First you have to realize that driving a prey species to extinction is unusual: it doesn’t happen often with normal predators. Specialized predators obviously can’t do it — when their prey gets scarce, so do they. On the other hand, unspecialized predators generally won’t be as efficient. On the gripping hand, at any given moment, a predator and its prey have been co-evolving (and co-existing) for millions of years. Both are highly optimized — which means that further improvements would be difficult — and it shouldn’t easy for the predator to suddenly develop a crushing superiority. This argument doesn’t apply to newly introduced predators, of course.

Mass extinction is even less likely, because even an unspecialized predator should become rare when the total amount of prey (all relevant species) goes way down.. Unless this potent predator is really an omnivore — but that means even less specialization in predation. Omnivores (bears, for example) usually aren’t that effective.

If we go back far enough, protohumans simply weren’t very good hunters, because they weren’t smart. Lions manage to be pretty good predators without being particularly smart, but humans, who don’t have impressive natural armament, have to succeed in hunting through tools and social cooperation. They were probably death on turtles early on, but in general early humans advanced slowly, giving prey species lots of time to adapt — African and Eurasian species, that is.
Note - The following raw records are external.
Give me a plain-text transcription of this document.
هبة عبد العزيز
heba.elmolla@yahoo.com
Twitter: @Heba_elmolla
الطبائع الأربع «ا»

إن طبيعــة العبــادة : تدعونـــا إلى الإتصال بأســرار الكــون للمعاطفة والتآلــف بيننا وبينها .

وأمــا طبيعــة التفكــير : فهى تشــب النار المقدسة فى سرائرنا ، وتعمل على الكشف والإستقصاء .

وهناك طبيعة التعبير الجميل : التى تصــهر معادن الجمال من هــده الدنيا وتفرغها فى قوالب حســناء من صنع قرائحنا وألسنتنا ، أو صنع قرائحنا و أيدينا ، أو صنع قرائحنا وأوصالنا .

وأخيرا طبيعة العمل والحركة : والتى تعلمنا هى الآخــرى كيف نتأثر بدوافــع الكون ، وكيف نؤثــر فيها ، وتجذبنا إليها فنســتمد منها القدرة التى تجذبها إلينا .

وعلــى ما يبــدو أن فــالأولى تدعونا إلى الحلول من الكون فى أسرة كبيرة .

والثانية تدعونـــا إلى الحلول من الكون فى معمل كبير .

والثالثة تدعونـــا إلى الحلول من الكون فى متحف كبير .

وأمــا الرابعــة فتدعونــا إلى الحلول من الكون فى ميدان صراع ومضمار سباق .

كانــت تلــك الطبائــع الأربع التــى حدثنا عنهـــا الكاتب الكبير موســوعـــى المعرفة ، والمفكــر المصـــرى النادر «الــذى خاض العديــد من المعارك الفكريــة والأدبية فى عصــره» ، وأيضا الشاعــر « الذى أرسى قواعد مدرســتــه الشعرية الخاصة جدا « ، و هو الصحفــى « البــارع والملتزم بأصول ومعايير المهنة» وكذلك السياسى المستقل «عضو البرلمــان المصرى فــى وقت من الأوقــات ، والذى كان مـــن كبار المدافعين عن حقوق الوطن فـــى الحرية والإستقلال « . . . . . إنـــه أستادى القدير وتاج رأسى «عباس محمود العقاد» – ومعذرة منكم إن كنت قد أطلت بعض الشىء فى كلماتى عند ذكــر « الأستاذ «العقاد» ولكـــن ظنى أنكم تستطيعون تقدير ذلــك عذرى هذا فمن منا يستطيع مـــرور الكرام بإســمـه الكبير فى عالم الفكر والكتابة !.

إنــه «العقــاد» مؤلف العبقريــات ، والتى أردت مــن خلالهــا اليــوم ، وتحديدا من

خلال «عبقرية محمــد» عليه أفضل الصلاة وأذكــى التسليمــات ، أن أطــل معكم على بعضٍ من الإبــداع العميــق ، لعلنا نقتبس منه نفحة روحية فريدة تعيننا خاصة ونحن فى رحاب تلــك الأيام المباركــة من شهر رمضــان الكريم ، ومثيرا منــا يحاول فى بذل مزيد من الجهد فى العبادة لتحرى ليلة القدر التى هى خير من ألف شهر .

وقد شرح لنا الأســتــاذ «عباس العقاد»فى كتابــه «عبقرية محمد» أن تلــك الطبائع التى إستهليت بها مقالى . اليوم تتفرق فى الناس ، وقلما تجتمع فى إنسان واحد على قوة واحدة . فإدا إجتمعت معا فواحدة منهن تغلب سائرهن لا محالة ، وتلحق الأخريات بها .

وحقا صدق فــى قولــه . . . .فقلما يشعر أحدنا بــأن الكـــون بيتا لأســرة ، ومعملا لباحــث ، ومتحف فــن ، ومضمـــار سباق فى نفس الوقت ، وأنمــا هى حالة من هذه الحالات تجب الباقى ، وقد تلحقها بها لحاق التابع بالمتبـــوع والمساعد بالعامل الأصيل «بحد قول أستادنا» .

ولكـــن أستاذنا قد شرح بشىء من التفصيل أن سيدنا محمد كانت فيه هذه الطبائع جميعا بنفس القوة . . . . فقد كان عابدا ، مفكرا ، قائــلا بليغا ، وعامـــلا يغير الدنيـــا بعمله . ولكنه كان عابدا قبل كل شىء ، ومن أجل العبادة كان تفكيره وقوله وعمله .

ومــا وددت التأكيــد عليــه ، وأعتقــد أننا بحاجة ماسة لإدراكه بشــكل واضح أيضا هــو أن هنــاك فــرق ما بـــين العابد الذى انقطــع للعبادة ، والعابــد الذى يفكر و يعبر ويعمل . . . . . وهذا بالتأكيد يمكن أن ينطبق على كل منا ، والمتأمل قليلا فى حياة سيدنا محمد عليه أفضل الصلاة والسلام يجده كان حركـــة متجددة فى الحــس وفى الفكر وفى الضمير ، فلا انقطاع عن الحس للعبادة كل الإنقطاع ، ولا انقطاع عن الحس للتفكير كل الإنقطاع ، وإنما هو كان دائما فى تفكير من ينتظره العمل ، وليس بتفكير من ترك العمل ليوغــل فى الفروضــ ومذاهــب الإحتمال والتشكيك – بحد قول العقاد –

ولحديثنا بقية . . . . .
The pace of innovation gradually increased, and I can think of some species in Africa and Eurasia that were probably ganked by humans a long time ago — but it wasn’t dramatic. Progress in hunting, new tactics and weapons, was still slow enough to allow adaptive response in prey species. Consider the Neanderthals: I can’t think of a single species they wiped out. Wimps.
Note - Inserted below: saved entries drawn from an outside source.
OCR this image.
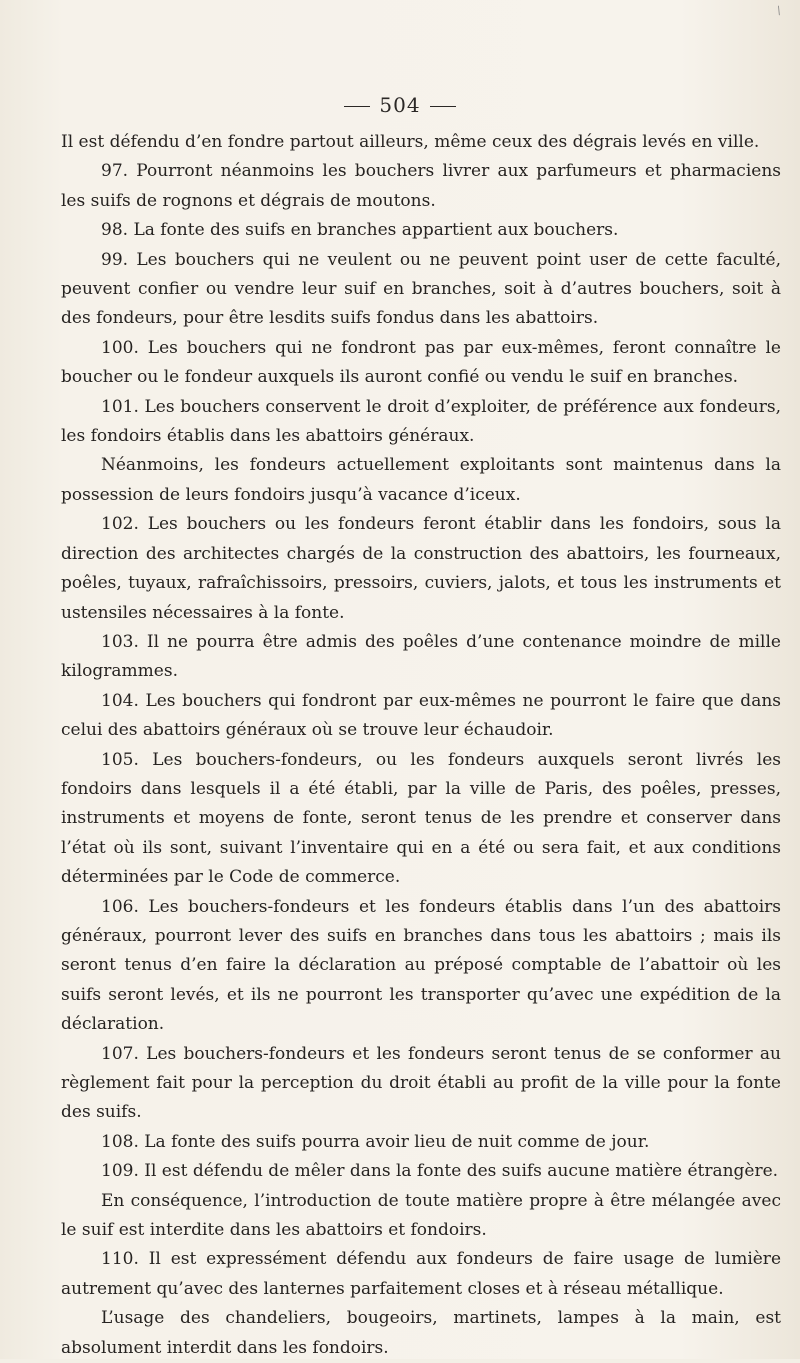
\
504

Il est défendu d’en fondre partout ailleurs, même ceux des dégrais levés en ville.

97. Pourront néanmoins les bouchers livrer aux parfumeurs et pharmaciens les suifs de rognons et dégrais de moutons.

98. La fonte des suifs en branches appartient aux bouchers.

99. Les bouchers qui ne veulent ou ne peuvent point user de cette faculté, peuvent confier ou vendre leur suif en branches, soit à d’autres bouchers, soit à des fondeurs, pour être lesdits suifs fondus dans les abattoirs.

100. Les bouchers qui ne fondront pas par eux-mêmes, feront connaître le boucher ou le fondeur auxquels ils auront confié ou vendu le suif en branches.

101. Les bouchers conservent le droit d’exploiter, de préférence aux fondeurs, les fondoirs établis dans les abattoirs généraux.

Néanmoins, les fondeurs actuellement exploitants sont maintenus dans la possession de leurs fondoirs jusqu’à vacance d’iceux.

102. Les bouchers ou les fondeurs feront établir dans les fondoirs, sous la direction des architectes chargés de la construction des abattoirs, les fourneaux, poêles, tuyaux, rafraîchissoirs, pressoirs, cuviers, jalots, et tous les instruments et ustensiles nécessaires à la fonte.

103. Il ne pourra être admis des poêles d’une contenance moindre de mille kilogrammes.

104. Les bouchers qui fondront par eux-mêmes ne pourront le faire que dans celui des abattoirs généraux où se trouve leur échaudoir.

105. Les bouchers-fondeurs, ou les fondeurs auxquels seront livrés les fondoirs dans lesquels il a été établi, par la ville de Paris, des poêles, presses, instruments et moyens de fonte, seront tenus de les prendre et conserver dans l’état où ils sont, suivant l’inventaire qui en a été ou sera fait, et aux conditions déterminées par le Code de commerce.

106. Les bouchers-fondeurs et les fondeurs établis dans l’un des abattoirs généraux, pourront lever des suifs en branches dans tous les abattoirs ; mais ils seront tenus d’en faire la déclaration au préposé comptable de l’abattoir où les suifs seront levés, et ils ne pourront les transporter qu’avec une expédition de la déclaration.

107. Les bouchers-fondeurs et les fondeurs seront tenus de se conformer au règlement fait pour la perception du droit établi au profit de la ville pour la fonte des suifs.

108. La fonte des suifs pourra avoir lieu de nuit comme de jour.

109. Il est défendu de mêler dans la fonte des suifs aucune matière étrangère.

En conséquence, l’introduction de toute matière propre à être mélangée avec le suif est interdite dans les abattoirs et fondoirs.

110. Il est expressément défendu aux fondeurs de faire usage de lumière autrement qu’avec des lanternes parfaitement closes et à réseau métallique.

L’usage des chandeliers, bougeoirs, martinets, lampes à la main, est absolument interdit dans les fondoirs.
By the Upper Paleolithic, modern humans were innovating much more rapidly, and human-driven extinction starts to become really important. It wasn’t just better hunting that mattered. Better food preparation — getting more out of each carcass — increased human density, and thus hunting intensity. You might think that greater efficiency would mean that we didn’t need to bring down as many beasts — not so, in a Malthusian world.

Developing new ways of gathering food other than hunting, such as fishing and better preparation of plant foods, meant that human density could stay high even as mammal biomass crashed. Innovations in clothing and housing let people colonize the high Arctic, and eventually the Americas. Invention of boats and rafts led to the colonization of Australia and numerous islands.
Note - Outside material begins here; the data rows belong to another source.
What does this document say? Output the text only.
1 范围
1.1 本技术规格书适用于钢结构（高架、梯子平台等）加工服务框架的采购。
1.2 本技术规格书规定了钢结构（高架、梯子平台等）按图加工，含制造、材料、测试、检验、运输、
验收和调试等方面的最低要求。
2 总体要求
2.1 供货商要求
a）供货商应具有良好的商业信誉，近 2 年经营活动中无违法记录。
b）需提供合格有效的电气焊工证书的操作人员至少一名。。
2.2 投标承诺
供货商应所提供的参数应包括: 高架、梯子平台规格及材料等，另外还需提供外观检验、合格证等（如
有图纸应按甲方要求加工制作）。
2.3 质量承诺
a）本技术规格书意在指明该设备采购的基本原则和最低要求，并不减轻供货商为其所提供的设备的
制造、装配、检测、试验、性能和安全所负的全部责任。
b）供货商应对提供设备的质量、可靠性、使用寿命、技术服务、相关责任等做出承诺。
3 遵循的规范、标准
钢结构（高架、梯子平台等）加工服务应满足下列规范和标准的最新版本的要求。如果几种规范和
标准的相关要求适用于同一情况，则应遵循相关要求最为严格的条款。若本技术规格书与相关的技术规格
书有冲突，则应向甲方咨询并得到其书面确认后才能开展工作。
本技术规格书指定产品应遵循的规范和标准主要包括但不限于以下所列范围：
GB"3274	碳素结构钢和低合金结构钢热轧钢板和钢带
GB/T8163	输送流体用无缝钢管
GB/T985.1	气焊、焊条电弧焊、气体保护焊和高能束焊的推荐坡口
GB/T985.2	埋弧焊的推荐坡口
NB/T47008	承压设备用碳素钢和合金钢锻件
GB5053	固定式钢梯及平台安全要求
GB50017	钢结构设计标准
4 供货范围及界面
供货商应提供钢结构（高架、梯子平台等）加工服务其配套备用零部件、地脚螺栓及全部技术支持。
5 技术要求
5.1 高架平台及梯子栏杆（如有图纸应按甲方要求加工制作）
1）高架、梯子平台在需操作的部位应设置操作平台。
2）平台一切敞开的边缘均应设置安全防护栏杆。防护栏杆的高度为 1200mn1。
We were omnivores and generalists: population collapse of prey species couldn’t stop us. We could kill anything — but the biggest threat of extinction was to large animals, which were worth a lot (mucho calories for the tribe) and bred slowly. Worst off were those animals that had never had a chance to adapt to humans.

There were some modifying factors. It probably wasn’t just adaptation to humans that saved much of the African megafauna: African pathogens may have played a role too, keeping human numbers down and possibly even creating natural game preserves (I’m thinking of sleeping sickness). Contrariwise, Australia and the Americas were almost disease-free, as far as humans were concerned.

War is bad for us, good for our prey. The no-man’s land between hostile tribes is oddly full of game, since people are afraid to go there. In much the same way, rabbits flourished next to the Berlin Wall, while Asiatic black bears and musk deer inhabit the Korean DMZ.

Comments

  1. L. C. Rees says:

    Another problem: the Piasts went extinct in 1370.